Con una mano cerró la puerta, y con la otra desabrochó su cinturón y el primer botón del pantalón. Al mismo tiempo levantó la tapa del váter con la punta del zapato, y comenzó a mear antes de que su pene apuntase a la dirección correcta. El papel que descansaba seco a orillas del agua turbia no tardó en humedecerse, y resbalar hasta el fondo. Aquello olía fuerte. Era un olor que procedía desde lo más profundo de las entrañas, como si al salir hubiese removido rincones obviados por su organismo. Y sentía un primitivo placer, que provocaba que todo su vello corporal se erizase, desde el coxis hasta su nuca.

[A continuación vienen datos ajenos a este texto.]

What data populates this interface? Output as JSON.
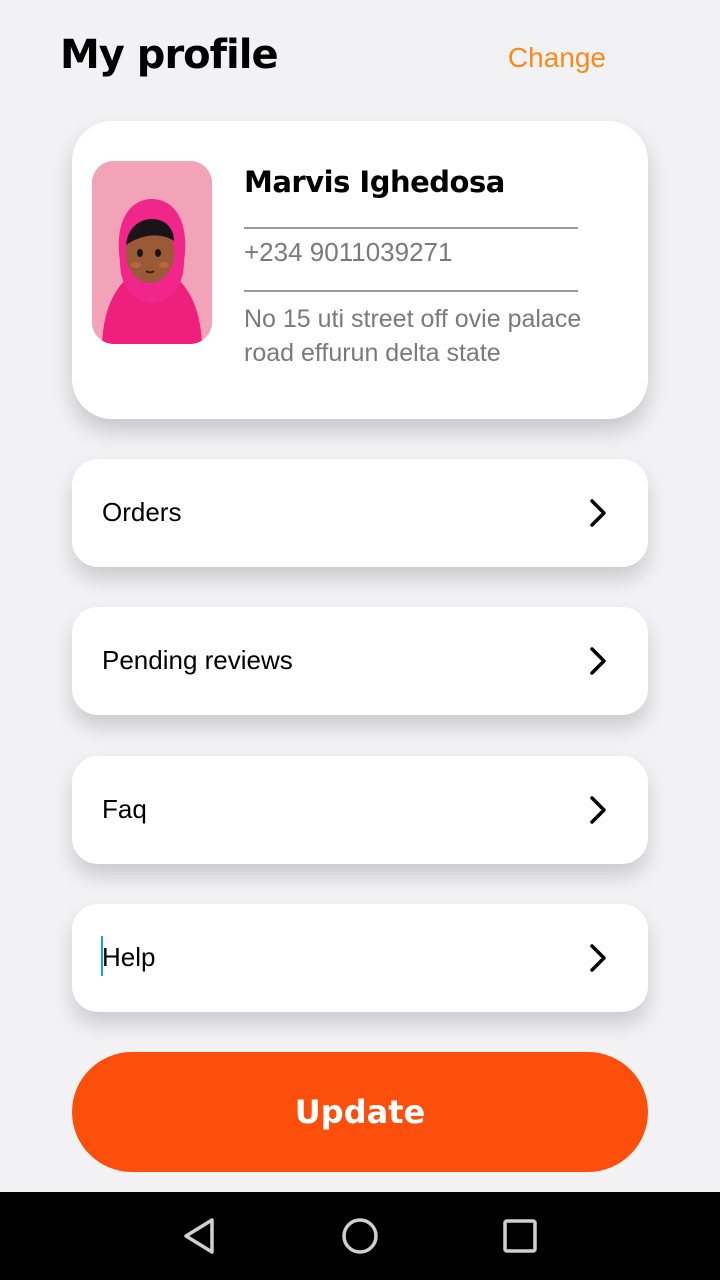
{
  "header": {
    "title": "My profile",
    "change_label": "Change"
  },
  "profile": {
    "name": "Marvis Ighedosa",
    "phone": "+234 9011039271",
    "address": "No 15 uti street off ovie palace road effurun delta state"
  },
  "menu": [
    {
      "label": "Orders",
      "icon": "chevron-right-icon"
    },
    {
      "label": "Pending reviews",
      "icon": "chevron-right-icon"
    },
    {
      "label": "Faq",
      "icon": "chevron-right-icon"
    },
    {
      "label": "Help",
      "icon": "chevron-right-icon"
    }
  ],
  "update_button": {
    "label": "Update"
  },
  "nav": {
    "icons": [
      "back-triangle-icon",
      "home-circle-icon",
      "recents-square-icon"
    ]
  },
  "colors": {
    "accent": "#fd4f0c",
    "link": "#fa8a1a",
    "background": "#f2f2f4",
    "avatar_bg": "#f3a3b8"
  }
}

Salía constante en la presión, provocando un maremoto dorado en la superficie de agua turbia. Apretó las nalgas, para ver si así conseguía que saliese con más presión. De su pene comenzó a salir un géiser de bolsillo. No podía creer que todo el líquido que contenía estuviese saliendo por fin. Paralelo al potente chorro se derramaba un constante goteo que caía en picado, gotas que caían por su propia cuenta. Pasaron los minutos, y no cesaba, y se apoyó con la mano que le quedaba libre en la pared de azulejos que fueron blancos, con la cabeza gacha.
Pasaron las horas, y empezó a sentir que las piernas se le estaban quedando dormidas, y que su espalda empezaba a encorvarse. Su cuerpo encontró singularmente una postura cómoda. Tuvo mucho tiempo para pensar, todo el tiempo del mundo. Y pensó en Alfonsina, que lo esperaba en la barra, congelada en mitad de una conversación. Toda la noche parecía salida de un guión de cine, pero Alfonsín era tímido, y se sentía sobrecogido. Quería expulsarlo todo, y que cesase el tremendo revuelo que tenía lugar en su estómago desde hacía semanas.
Por fin lo expulsó. Escurrió las últimas gotas. Al salir del servicio sintió frío. No había ni rastro de la música, ni un solo eco. Uno de los camareros accionaba el lavavajillas, el otro secaba las copas con un trapo viejo. Preguntó si no habían visto por allí a una chica con el pelo corto que vestía jersey rojo de cuello alto. Se limitaron a responder que hacía una hora que habían cerrado, y que debía abandonar la sala. Alfonsín notó como una última gota le mojaba el calzoncillo, y se marchó a casa.
Mientras cruzaba la puerta que daba a la calle, Alfonsina se entretenía en el servicio de chicas, quitando bolitas a su jersey rojo. El cuello alto empezaba a agobiarla. Tenía entumecidos los muslos. La meada de Alfonsina, sempiterna, irritaba su vagina después de horas de humedad. Parecía no tener fin, pero su imaginación sí.